Detailed Description of the Invention

[0001]

TECHNICAL FIELD The present invention relates to a magnetic recording medium and a magnetic storage device suitable for high density magnetic recording.

[0002]

2. Description of the Related Art As computers become smaller and faster,
There is an increasing demand for higher density of magnetic disk devices, which are external storage devices. Currently, magnetic recording media used in large-capacity magnetic disk devices include CoNiCr and CoC.
A Co alloy sputtered film such as rTa or CoCrPt is used, and a high recording density of several hundred megabits per square inch is realized. However, with the miniaturization of recording bits, the reduction in reproduction output and the increase in medium noise have become serious problems. The reduction in reproduction output can be solved by using a high-sensitivity magnetoresistive head as the reproduction head, but the problem of medium noise requires improvement of the characteristics of the medium itself.

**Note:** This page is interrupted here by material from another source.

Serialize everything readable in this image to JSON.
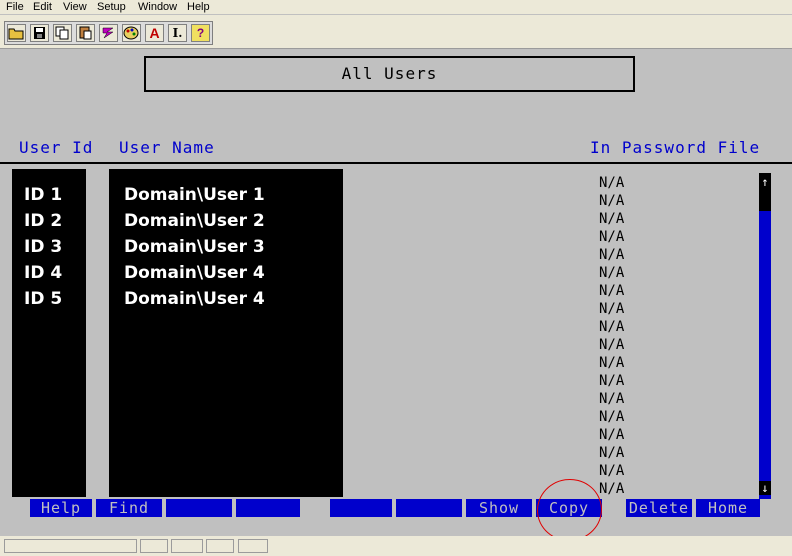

As a method of reducing the medium noise, a method of making the magnetic particles fine, weakening the interaction between the particles, and reducing the magnetization reversal size has been studied. However, if the magnetization reversal size is made too small, the magnetization thermally fluctuates, and the recording becomes unstable. Therefore, it is necessary to use a material having large crystal magnetic anisotropy for the magnetic layer to reduce the influence of thermal fluctuation. Materials having large crystal magnetic anisotropy include RECo ₅ and RE ₂ C used in permanent magnets.
o ₁₇ etc. are known. Here, RE represents a light rare earth element.
The crystal magnetic anisotropy constants of these materials are about one digit larger than those of Co alloys, and the influence of thermal fluctuation can be reduced even if the magnetization reversal size is reduced.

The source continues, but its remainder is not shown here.